ヴァース/J Cole:この曲を通じて心のハグを送るよ
Hey Ms. Walker
(やあ、ミス・ウォーカー)
Thank you for wantin’ a verse from me
(俺の詩を望んでくれてありがとう)
Apologies for the wait sometimes it’s hard to-
(待たせてしまってごめん)
Get the distraction up off ya’
(忙しさから抜け出すのがなかなか難しくて)
For enough time to jot your thoughts
(考えをまとめるのに時間がなくてさ)
But fuck it this mornin’ I gots to
(でも今朝は、やらなくちゃ)
I’m thinkin’ about ya
(君のことを考えてるよ)
I heard you just had you another lil’ baby congratulations
(君ががまた赤ちゃんを産んだって聞いたよ、おめでとう)
I hope you got through it with no complications
(何の問題もなく乗り越えられたことを願ってる)
I find it amazing the way that you juggle your kids the biz the fame
(君が子育てとビジネスと名声をうまくやりくりするのがすごいと思う)
The bitches that’s hatin’ they sit around waitin’ for you to fall off like the album I’m makin’
(嫌ってる女たちは、俺が作っているアルバムに対してのように、君が失敗するのをじっと待ってる)
But I hope that you takin’ a little time for yourself
(でも自分のために少しでも時間を確保できてるといいな)
Stealin’ a moment or two to unwind
(くつろぎのひとときを過ごそう)
Between the hectic sounds of your precious baby cryin’
(大切な赤ちゃんの泣き声の忙しい音の間で)
Do you clear your mind? Must be a lot goin’ on
(心をクリアにしてるかい?たくさんのことが起こっているに違いない)
I hear it in all of your songs
(君のすべての歌でそれを聞く)
Niggas been doin’ you wrong
(連中は君に間違ったことをしてきた)
Family been doin’ you wrong
(家族も君に間違ったことをしてきた)
On days you feelin’ like you on your own
(君が一人でいるような気がする日には)
I wrote this for you to put on
(心の支えにして欲しくてこの曲を書いたんだ)
Thank you for sharin’ your light your voice and writin’ them beautiful poems
(君の才能や美しい声、素晴らしい歌詞を書いてくれてありがとう)
Session 32 bring me to tears be gettin’ choked up when I hear it
(セッション32は俺を涙させ、それを聞くとむせび泣く)
Seem like I keep cryin’ off so much since a nigga had these kids
(子供ができてから、よく感情的になって泣くようになったみたいだ)
And I don’t know what it is that made me so sensitive
(何が俺をこんなに敏感にしたのかわからない)
More than I already was
(以前よりも)
But never mind that I’m back I’m sendin’ you this little audio hug
(でもそんなことはさておき、元気を取り戻したから、この小さなオーディオハグを送るよ)

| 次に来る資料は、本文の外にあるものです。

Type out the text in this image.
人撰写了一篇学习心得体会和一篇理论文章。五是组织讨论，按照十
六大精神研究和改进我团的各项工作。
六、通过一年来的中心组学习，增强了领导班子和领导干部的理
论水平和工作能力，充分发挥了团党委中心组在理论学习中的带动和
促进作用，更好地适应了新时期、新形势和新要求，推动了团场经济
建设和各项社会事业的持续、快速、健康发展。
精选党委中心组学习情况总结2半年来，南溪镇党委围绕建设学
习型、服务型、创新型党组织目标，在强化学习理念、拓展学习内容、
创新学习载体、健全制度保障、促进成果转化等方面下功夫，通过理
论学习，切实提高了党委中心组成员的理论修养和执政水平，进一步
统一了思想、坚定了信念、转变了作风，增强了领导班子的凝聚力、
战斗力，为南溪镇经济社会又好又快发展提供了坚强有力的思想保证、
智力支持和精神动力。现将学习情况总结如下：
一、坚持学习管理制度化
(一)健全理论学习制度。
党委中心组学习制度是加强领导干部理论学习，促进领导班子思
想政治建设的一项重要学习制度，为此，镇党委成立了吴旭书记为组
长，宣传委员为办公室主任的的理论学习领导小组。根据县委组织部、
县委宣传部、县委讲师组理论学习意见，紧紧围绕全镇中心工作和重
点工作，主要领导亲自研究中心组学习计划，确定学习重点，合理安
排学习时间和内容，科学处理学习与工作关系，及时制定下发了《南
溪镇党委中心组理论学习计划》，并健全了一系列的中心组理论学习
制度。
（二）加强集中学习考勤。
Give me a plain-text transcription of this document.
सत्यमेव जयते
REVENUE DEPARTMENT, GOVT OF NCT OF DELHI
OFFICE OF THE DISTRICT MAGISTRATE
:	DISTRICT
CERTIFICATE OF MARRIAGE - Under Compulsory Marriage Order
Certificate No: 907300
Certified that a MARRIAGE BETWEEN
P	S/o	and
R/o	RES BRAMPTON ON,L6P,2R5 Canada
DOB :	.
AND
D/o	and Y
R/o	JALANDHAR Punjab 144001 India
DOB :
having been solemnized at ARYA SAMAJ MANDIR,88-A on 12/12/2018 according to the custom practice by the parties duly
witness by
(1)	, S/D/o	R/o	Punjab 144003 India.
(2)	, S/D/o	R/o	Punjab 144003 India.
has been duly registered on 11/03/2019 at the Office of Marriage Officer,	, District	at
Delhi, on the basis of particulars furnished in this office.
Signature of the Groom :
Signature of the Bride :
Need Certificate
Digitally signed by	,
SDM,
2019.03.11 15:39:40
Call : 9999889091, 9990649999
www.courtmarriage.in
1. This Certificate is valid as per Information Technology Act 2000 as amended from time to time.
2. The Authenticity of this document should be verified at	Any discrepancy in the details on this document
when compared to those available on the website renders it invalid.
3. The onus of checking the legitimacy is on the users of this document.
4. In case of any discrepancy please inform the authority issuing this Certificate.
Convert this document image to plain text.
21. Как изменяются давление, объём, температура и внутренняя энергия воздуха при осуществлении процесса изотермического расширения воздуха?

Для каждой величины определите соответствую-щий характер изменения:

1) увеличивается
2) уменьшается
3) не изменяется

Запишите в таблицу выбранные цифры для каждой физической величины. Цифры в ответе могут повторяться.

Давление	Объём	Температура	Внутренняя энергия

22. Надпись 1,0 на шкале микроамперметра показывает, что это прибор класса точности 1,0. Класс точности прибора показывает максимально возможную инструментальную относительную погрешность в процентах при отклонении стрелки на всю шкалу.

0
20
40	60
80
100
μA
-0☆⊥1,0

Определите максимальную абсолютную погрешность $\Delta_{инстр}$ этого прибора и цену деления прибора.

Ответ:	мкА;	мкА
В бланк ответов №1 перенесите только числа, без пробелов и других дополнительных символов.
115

In hopes that you smile forgettin’ the stress that piles from all the above
(上に積み重なるストレスを忘れて笑顔になることを願って)
The more that we hurt the harder we love
(俺たちが傷つけば傷つくほど、より一層強く愛する)
As soon as it’s gone we gotta re-up it’s just like a drug
(なくなったらすぐに再充電する必要がある、まるでドラッグのように)
If people knew half of the pressure they’d know that it’s hard to be her
(人々がそのプレッシャーの半分を知っていれば、彼女であることがどれだけ大変かを知るだろう)

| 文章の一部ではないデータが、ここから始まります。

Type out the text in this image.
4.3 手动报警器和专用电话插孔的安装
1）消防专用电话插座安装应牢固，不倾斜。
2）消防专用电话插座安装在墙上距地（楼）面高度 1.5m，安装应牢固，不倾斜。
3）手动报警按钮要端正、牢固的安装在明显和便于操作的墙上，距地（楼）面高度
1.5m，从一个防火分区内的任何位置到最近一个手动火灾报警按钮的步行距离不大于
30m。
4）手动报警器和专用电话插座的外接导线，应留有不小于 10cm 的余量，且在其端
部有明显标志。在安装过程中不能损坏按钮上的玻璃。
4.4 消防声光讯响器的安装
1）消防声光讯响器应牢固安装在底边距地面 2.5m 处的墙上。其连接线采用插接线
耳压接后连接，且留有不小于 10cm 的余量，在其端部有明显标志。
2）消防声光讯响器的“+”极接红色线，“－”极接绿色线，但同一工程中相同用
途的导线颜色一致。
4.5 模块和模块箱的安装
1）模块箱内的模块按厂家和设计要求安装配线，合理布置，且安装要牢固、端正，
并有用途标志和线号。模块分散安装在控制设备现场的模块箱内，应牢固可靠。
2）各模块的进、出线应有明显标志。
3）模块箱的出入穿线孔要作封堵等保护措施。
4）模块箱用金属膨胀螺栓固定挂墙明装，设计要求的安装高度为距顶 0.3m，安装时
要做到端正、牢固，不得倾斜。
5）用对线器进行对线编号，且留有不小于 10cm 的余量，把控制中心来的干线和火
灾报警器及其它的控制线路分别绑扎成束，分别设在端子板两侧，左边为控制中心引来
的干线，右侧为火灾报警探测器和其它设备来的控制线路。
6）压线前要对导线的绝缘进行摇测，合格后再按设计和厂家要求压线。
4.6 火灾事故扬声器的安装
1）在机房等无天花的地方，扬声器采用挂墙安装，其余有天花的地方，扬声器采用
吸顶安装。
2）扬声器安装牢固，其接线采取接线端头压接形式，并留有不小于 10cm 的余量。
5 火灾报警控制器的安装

I’m sendin’ you SZA & Ari my love
(SZAとアリにも愛を送るよ)
Y’all holdin’ us down y’all holdin’ the crowns
(みんなが俺たちを支えてくれている、みんなが王冠を持っている)
You ever need somethin’ from me don’t hesitate please
(俺から何か必要なことがあれば、ためらわずにさ)
Just hit me and I’ll be around I’m gone
(連絡して、そばにいるからさ、じゃあね)
ヴァース部分ではタイトルの所以である「この小さなオーディオハグを送るよ」とあるように、コールがサマーへの賞賛と感謝の気持ちを表現しています。
彼はサマーが子育てやキャリア・名声を携えているという、多忙な生活をどのようにこなしているかに感銘を受けています。彼女が直面する挑戦、特に他人からの批判や個人的な困難にも触れています。
コールは彼女の音楽、特に「Session 32」に感動したと言い、自分自身の感情(子供ができてから涙もろくなったことなど)についても語っています。
彼はまた、SZAとAri Lennoxに対しても言及し、彼女たちの音楽が現代のR&Bシーンを支えていると評価しています。この部分からは、音楽業界における女性の力を称え、彼女たちが直面する困難にも焦点を当てているように思います。
サマーだけでなく、SZAやAri Lennoxのような他のアーティストへの支持と敬意を示し、彼女たちが音楽業界で果たしている重要な役割を示した部分だと感じました。
まとめ
全体として、「To Summer, From Cole (Audio Hug)」は、困難な時期における互いの支持と、サマー・ウォーカーを称えた(音楽業界における女性アーティストの貢献を祝福する)曲です。
サマーが「それを聴いたとき、私は泣いたわ。私が通ってきた苦労や困難を見てきたって言ってくれて。」と語っていますが、リスナーにも(あなた自身にも)向けられていると思って聴いてみると、また深く刺さる曲だなと思います。